Disaster Averted?

A torrent of bad news for business may be good news for enterprise risk management.

In Search of Standards

Governance issues aside, ERM would get a major boost if it were widely regarded as an industry standard for best practices. “We are not talking about a one-size-fits-all standard, since risk management is part art and part science, and organizations differ by geographies, markets, business lines, and organizational structure,” Lam says. “It can, however, be an industry-by-industry standard, customized by companies within a given industry.”

Leung bemoans the current lack of an ERM standard. She points out that if a company decides that ERM is the responsibility of the audit committee, you end up with an ERM strategy that is functionally oriented to audit; if it decides to hand over the responsibility to the chief operating officer, then ERM is functionally oriented to operational risk. “One of the struggles is a need for a standard — not a regulatory standard, but something that defines what ERM is and what its goals are,” she says. “Without this, we have too many varying definitions. Consequently, at Alliant Credit we have had to create our own standard.”

Having a standard for ERM would allow comparisons against competitors. “A CFO who goes to the board and says, ‘I need $5 million to reduce our exposure to cyber-risks,’ will have a much better case to argue if he or she can also say, ‘This is what most of our competitors are spending and it is a best practice,’” says Wharton’s Michel-Kerjan. “The beauty of standards is they help you to think more comprehensively. The challenge is, who is going to be responsible for establishing them? Will we see big consultancies establish them? Establishing accounting standards is easy compared to establishing risk standards.”

“Clearly, we will have a framework to help the C-suite make better decisions,” says Deloitte’s Ristuccia. “As business analytics improve and a clearer sense of the risk dimensions emerge, this creates a framework for discussions within organizations that they can apply to their own strategies.”

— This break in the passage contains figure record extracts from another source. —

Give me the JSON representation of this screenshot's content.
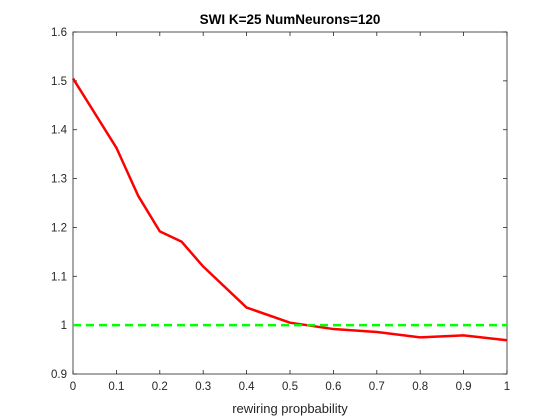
{
  "chart_data": {
    "type": "line",
    "title": "SWI K=25 NumNeurons=120",
    "xlabel": "rewiring propbability",
    "ylabel": "",
    "xlim": [
      0,
      1
    ],
    "ylim": [
      0.9,
      1.6
    ],
    "xticks": [
      "0",
      "0.1",
      "0.2",
      "0.3",
      "0.4",
      "0.5",
      "0.6",
      "0.7",
      "0.8",
      "0.9",
      "1"
    ],
    "yticks": [
      "0.9",
      "1",
      "1.1",
      "1.2",
      "1.3",
      "1.4",
      "1.5",
      "1.6"
    ],
    "grid": false,
    "series": [
      {
        "color": "#ff0000",
        "style": "solid",
        "x": [
          0,
          0.1,
          0.15,
          0.2,
          0.25,
          0.3,
          0.4,
          0.5,
          0.6,
          0.7,
          0.8,
          0.9,
          1.0
        ],
        "y": [
          1.505,
          1.363,
          1.265,
          1.192,
          1.171,
          1.12,
          1.036,
          1.005,
          0.992,
          0.986,
          0.975,
          0.979,
          0.969
        ]
      },
      {
        "color": "#00ff00",
        "style": "dashed",
        "x": [
          0,
          1
        ],
        "y": [
          1.0,
          1.0
        ]
      }
    ]
  }
}
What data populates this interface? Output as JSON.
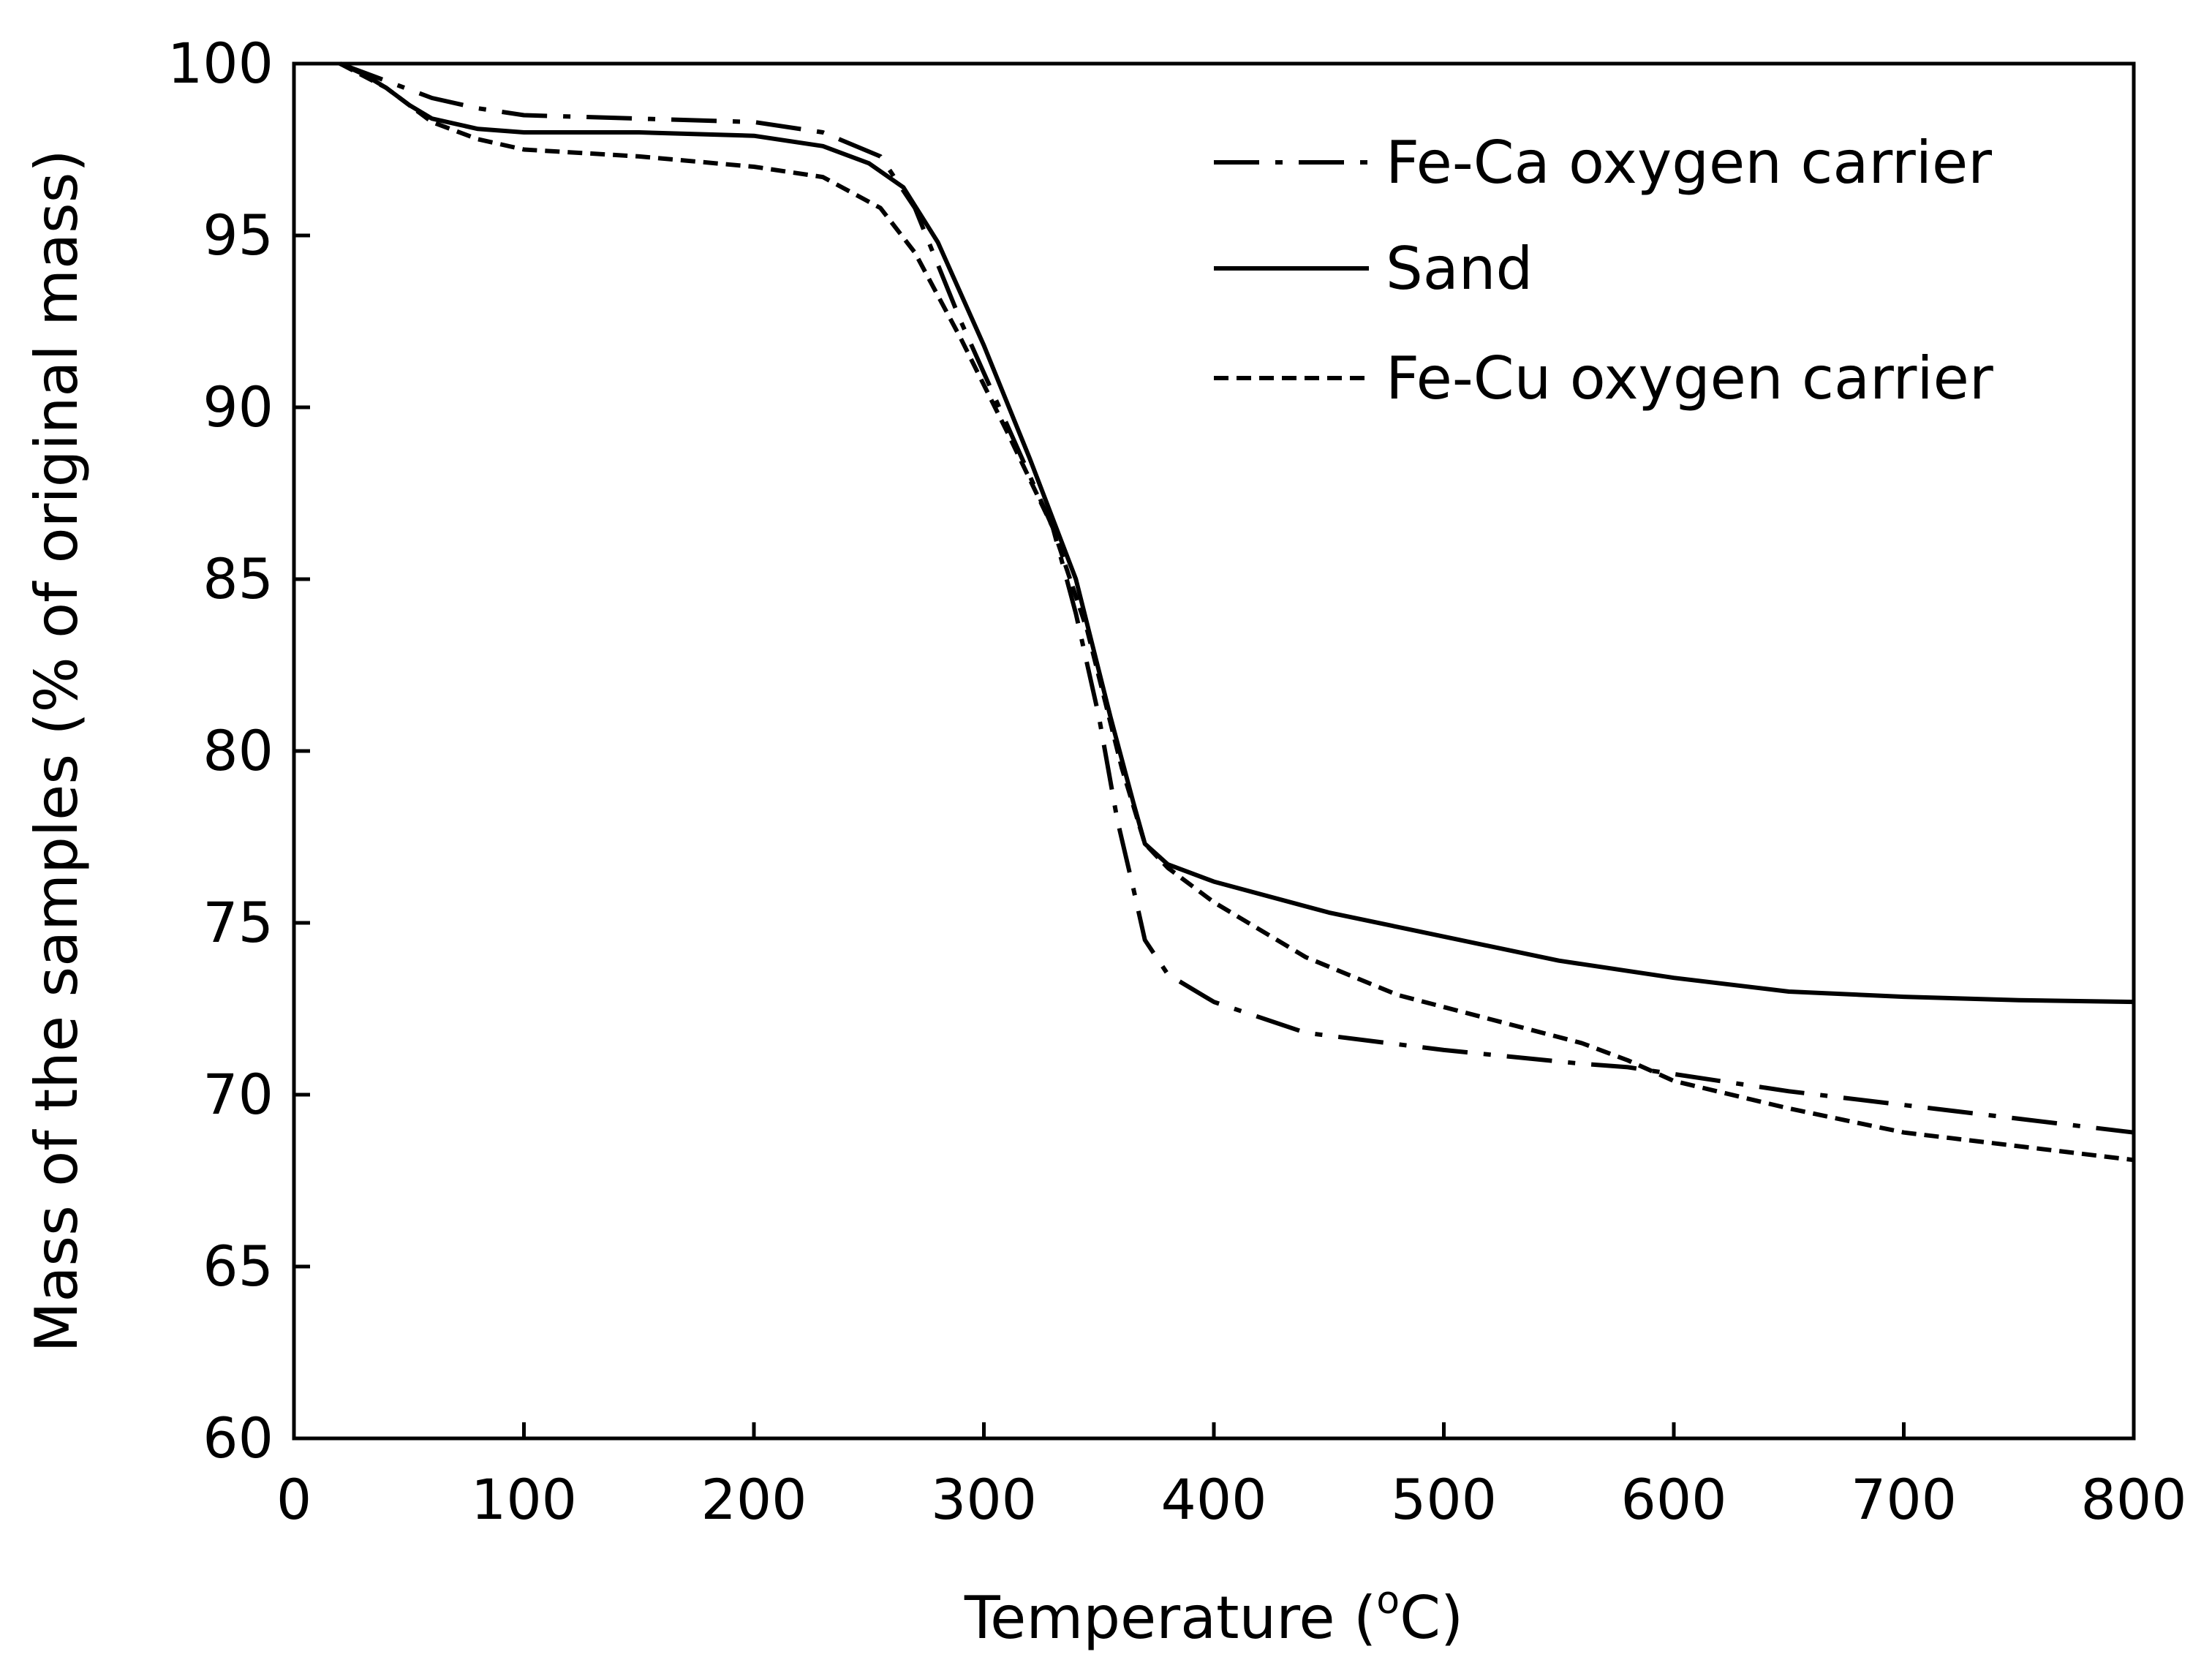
{
  "chart_data": {
    "type": "line",
    "title": "",
    "xlabel_prefix": "Temperature (",
    "xlabel_sup": "o",
    "xlabel_suffix": "C)",
    "ylabel": "Mass of the samples (% of original mass)",
    "xlim": [
      0,
      800
    ],
    "ylim": [
      60,
      100
    ],
    "xticks": [
      0,
      100,
      200,
      300,
      400,
      500,
      600,
      700,
      800
    ],
    "yticks": [
      60,
      65,
      70,
      75,
      80,
      85,
      90,
      95,
      100
    ],
    "grid": false,
    "legend_position": "top-right",
    "series": [
      {
        "name": "Fe-Ca oxygen carrier",
        "style": "dash-dot",
        "color": "#000000",
        "x": [
          20,
          40,
          60,
          80,
          100,
          150,
          200,
          230,
          255,
          270,
          290,
          310,
          330,
          340,
          350,
          358,
          365,
          370,
          380,
          400,
          440,
          500,
          560,
          580,
          600,
          650,
          700,
          750,
          800
        ],
        "y": [
          100,
          99.5,
          99.0,
          98.7,
          98.5,
          98.4,
          98.3,
          98.0,
          97.3,
          95.8,
          92.5,
          89.5,
          86.5,
          84.0,
          81.0,
          78.0,
          76.0,
          74.5,
          73.5,
          72.7,
          71.8,
          71.3,
          70.9,
          70.8,
          70.6,
          70.1,
          69.7,
          69.3,
          68.9
        ]
      },
      {
        "name": "Sand",
        "style": "solid",
        "color": "#000000",
        "x": [
          20,
          30,
          40,
          50,
          60,
          80,
          100,
          150,
          200,
          230,
          250,
          265,
          280,
          300,
          320,
          340,
          355,
          365,
          370,
          380,
          400,
          450,
          500,
          550,
          600,
          650,
          700,
          750,
          800
        ],
        "y": [
          100,
          99.7,
          99.3,
          98.8,
          98.4,
          98.1,
          98.0,
          98.0,
          97.9,
          97.6,
          97.1,
          96.4,
          94.8,
          91.8,
          88.5,
          85.0,
          81.0,
          78.5,
          77.3,
          76.7,
          76.2,
          75.3,
          74.6,
          73.9,
          73.4,
          73.0,
          72.85,
          72.75,
          72.7
        ]
      },
      {
        "name": "Fe-Cu oxygen carrier",
        "style": "dashed",
        "color": "#000000",
        "x": [
          20,
          40,
          60,
          80,
          100,
          150,
          200,
          230,
          255,
          270,
          290,
          310,
          330,
          345,
          360,
          370,
          380,
          400,
          440,
          480,
          520,
          560,
          580,
          600,
          650,
          700,
          750,
          800
        ],
        "y": [
          100,
          99.3,
          98.3,
          97.8,
          97.5,
          97.3,
          97.0,
          96.7,
          95.8,
          94.5,
          92.0,
          89.3,
          86.5,
          83.5,
          79.5,
          77.3,
          76.6,
          75.6,
          74.0,
          72.9,
          72.2,
          71.5,
          71.0,
          70.4,
          69.6,
          68.9,
          68.5,
          68.1
        ]
      }
    ]
  }
}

By having a standard and adhering to it, companies will be more attractive to investors, lenders, and even buyers, says Bill Ingram, director of construction risk engineering at insurer and risk-management services provider Zurich Services. “If you can demonstrate that you have identified and analyzed risks according to a best-practice standard, you have an advantage over competitors that do not closely hew to the standard,” he explains.

WorldPay’s Donner cites the COSO ERM framework as a good place to start. “It’s really just best practices broken into two parts — a process for identifying, evaluating, and prioritizing risk at the enterprise level in a particular industry, and agreed-upon principles for managing these risks on an ongoing basis.”

Tapping Technology

Lam says that one key to spotting the next black swan is to conduct more stress testing and
“what-if” scenarios using the newest business-analytics technology.

Leung uses such software to model risks and quantify their impact from a frequency and financial severity standpoint. “You can’t do this manually; you need a tool,” she says, with a caveat: “Even the best modeling technology is useless if you haven’t first figured out what your risks are across the enterprise.”

Figuring them out is one thing, monitoring them is another. “Things are never static, so you need business intelligence on risks that flows in real time to senior stakeholders to enhance their decision making,” says Ristuccia. Michel-Kerjan agrees: “We’re living in a just-in-time world, where we want and need everything at our fingertips. Anything that has risk dimensions needs to be plugged into a BlackBerry and made viewable in a dashboard.”

Country Financial’s business-analytics system does just that. The insurer worked closely with Aon Global Risk Consulting to develop a toolkit that supports data-gathering, analysis, and reporting. The toolkit includes an approach for determining tolerance for key risks from an individual and an enterprise perspective. It supports quantitative approaches to understanding risk, as well as the risk transparency and oversight responsibilities of management and the board. “We collect enterprise-level risk data by the minute so we can formulate a plan accordingly,” says CFO Magers.

Finally, for companies that manage to get all the aforementioned aspects of ERM into place, Lam has one more suggestion: link executive pay to specific risk metrics. “It’s rare to see a tight linkage between compensation and risk management,” he says. “One of the key proposals in Dodd-Frank is to tighten this linkage. It’s coming.”

And so, no doubt, are other black swans.

Russ Banham is a contributing editor of CFO.